Dari Abdullah bin Umar Radhiyallahu 'Anhu dia berkata: Rasulullah Shallallahu 'Alaihi wa Sallam bersabda: “Barangsiapa yang menyerupai suatu kaum, maka dia termasuk darinya”. (HR. Abu Daud no. 4031, shahih)

Dari Abu Sa’id Al Khudri, Rasulullah Shallallahu 'Alaihi wa Sallam bersabda, “Kalian pasti akan mengikuti langkah-langkah orang sebelum kalian sejengkal demi sejengkal atau sehasta demi sehasta, sampai walaupun mereka masuk ke dalam lubang biawak, kalian pun memasukinya.” Para shahabat bertanya: “Apakah yang dimaksud adalah Yahudi dan Nashara?” Beliau menjawab: “Siapa lagi (kalau bukan mereka)?” (Muttafaqun ‘Alaihi)
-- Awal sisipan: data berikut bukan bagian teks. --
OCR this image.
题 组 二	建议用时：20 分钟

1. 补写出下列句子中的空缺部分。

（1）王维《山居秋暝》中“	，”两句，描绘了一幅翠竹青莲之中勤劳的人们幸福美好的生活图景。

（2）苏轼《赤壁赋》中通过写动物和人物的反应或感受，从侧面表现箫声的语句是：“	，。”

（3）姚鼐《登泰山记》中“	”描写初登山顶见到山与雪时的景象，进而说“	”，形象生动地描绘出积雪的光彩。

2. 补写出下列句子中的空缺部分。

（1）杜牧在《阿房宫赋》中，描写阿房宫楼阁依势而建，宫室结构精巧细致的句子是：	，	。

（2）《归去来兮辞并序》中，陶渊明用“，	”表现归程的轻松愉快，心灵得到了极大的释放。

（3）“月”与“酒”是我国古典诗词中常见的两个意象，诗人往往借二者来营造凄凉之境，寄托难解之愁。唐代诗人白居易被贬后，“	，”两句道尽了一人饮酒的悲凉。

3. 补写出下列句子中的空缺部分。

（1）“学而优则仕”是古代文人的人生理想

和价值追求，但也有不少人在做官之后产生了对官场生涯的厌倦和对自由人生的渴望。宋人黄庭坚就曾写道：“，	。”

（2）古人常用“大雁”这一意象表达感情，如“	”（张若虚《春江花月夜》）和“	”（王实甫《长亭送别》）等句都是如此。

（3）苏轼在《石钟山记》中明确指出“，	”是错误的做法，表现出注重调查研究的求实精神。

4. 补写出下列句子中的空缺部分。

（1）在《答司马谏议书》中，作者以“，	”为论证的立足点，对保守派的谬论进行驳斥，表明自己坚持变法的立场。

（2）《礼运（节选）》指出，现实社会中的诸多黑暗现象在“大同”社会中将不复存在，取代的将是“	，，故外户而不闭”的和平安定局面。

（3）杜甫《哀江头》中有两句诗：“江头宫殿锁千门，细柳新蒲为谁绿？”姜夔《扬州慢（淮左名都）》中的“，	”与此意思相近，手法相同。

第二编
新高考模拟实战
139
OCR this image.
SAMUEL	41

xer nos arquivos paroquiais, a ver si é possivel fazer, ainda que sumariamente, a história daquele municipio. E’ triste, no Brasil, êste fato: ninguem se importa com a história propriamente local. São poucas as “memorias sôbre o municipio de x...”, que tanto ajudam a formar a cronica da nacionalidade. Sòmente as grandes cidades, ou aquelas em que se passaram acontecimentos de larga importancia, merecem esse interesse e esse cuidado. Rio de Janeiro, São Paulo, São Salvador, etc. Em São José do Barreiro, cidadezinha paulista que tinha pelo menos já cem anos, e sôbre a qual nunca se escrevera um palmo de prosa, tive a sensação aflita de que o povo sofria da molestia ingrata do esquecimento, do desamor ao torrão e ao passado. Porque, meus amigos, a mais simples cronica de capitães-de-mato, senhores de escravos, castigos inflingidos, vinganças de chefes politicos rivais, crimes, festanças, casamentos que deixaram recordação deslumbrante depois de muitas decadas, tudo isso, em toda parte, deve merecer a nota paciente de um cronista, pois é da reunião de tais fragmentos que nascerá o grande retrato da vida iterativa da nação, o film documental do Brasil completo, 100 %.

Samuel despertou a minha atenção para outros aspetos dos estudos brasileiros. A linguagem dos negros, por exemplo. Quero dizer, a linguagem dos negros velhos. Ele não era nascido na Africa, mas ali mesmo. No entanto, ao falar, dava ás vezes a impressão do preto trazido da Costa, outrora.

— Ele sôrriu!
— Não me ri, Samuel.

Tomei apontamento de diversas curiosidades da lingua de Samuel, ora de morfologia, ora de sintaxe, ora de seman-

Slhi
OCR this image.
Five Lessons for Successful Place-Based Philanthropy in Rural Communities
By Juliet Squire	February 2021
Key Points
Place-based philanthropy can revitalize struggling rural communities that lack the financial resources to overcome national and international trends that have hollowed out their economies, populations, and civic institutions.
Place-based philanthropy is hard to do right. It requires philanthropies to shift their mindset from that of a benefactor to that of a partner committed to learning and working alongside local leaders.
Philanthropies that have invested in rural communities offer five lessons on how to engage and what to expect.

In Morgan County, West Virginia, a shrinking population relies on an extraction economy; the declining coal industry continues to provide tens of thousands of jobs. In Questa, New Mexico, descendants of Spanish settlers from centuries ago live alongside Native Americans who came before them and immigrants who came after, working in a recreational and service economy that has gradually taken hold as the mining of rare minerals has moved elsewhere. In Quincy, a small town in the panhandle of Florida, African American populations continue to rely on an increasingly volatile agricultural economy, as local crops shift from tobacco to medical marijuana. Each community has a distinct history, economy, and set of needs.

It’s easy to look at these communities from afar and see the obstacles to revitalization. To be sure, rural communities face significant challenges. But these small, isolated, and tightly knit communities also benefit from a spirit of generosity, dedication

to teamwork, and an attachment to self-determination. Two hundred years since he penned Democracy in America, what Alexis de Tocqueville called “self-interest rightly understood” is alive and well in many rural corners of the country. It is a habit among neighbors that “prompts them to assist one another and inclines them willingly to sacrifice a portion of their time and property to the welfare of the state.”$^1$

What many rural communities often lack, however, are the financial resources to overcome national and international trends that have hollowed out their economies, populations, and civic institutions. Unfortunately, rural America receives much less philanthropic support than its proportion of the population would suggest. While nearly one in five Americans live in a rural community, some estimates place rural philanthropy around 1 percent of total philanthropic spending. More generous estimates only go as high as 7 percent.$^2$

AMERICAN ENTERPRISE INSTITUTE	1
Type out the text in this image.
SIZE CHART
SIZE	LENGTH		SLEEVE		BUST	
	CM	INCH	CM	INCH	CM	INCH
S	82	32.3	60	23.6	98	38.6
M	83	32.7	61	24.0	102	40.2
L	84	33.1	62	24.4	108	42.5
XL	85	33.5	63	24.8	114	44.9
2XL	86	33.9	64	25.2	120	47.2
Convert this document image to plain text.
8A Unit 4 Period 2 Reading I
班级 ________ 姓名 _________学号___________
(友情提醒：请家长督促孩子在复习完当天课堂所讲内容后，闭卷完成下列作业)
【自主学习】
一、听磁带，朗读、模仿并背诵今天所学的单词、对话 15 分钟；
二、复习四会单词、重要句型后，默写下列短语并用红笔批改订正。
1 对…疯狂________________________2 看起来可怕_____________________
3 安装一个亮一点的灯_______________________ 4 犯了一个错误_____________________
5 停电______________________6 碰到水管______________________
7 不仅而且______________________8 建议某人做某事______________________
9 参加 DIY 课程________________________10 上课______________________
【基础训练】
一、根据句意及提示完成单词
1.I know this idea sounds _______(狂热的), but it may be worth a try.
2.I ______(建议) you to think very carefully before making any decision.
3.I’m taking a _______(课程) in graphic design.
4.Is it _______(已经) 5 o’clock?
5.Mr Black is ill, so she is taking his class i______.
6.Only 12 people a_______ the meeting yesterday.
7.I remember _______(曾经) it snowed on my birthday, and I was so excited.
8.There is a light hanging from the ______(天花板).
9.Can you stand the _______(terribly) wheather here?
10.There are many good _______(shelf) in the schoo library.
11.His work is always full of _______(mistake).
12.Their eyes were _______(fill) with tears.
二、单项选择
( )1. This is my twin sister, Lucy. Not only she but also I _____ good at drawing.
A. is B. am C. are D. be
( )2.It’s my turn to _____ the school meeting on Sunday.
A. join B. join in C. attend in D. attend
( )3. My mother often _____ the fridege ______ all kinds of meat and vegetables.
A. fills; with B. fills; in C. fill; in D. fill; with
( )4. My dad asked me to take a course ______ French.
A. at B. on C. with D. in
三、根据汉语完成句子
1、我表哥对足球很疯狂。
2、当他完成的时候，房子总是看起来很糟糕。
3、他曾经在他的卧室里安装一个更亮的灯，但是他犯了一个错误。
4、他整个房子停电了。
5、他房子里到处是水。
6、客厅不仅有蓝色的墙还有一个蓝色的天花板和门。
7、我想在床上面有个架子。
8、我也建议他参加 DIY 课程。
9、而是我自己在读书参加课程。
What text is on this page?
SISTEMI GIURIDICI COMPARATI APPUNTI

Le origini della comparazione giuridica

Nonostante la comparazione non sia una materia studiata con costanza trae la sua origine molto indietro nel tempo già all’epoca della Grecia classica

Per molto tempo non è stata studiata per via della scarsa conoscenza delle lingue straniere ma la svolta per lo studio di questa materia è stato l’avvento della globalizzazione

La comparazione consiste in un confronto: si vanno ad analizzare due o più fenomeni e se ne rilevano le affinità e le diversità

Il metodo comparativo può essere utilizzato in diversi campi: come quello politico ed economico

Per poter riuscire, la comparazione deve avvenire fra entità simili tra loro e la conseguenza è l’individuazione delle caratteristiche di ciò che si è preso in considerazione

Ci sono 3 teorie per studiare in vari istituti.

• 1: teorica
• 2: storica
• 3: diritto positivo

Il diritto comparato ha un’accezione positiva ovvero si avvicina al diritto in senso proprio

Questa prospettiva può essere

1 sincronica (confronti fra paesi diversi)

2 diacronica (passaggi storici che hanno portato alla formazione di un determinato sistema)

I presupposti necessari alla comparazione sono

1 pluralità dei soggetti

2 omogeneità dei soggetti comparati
5. Simbol Penjajahan atas Budaya Indonesia dan Agama Islam

Dalam The Protocols of The Learned Elders of Zion pasal 13-14, yang dianggap data otentik rencana kaum Yahudi Zionis membentuk Tata Dunia Baru disebutkan, “Kita dirikan sebanyak mungkin tempat pembangkit maksiat. Kita juga perbanyak reklame di koran atau majalah, guna menyeru mereka agar masuk dalam arena kontes Ratu Kecantikan, atau berkedok kesenian dan olahraga. Hiburan semacam itu akan banyak melalaikan mereka dari mengurusi permasalahan kita, yang mungkin akan membuat pertentangan antara kita dan mereka. Apabila dunia telah dikuasai, maka tidak dibenarkan agama-agama selain Yahudi untuk berkembang. Karena kitalah bangsa termulia dan agama Yahudi adalah agama pilihan Allah.”

Penutup
"Di antara bencana paling mengerikan yang menimpa seluruh umat manusia, ialah ide kebebasan individu yang dibawa oleh demokrasi. Ide ini telah mengakibatkan berbagai malapetaka secara universal, serta memerosotkan harkat dan martabat masyarakat di negeri-negeri demokrasi sampai ke derajat yang lebih hina daripada derajat segerombolan binatang!” (Al-’Allamah as-Syaikh Abdul Qadim Zallum).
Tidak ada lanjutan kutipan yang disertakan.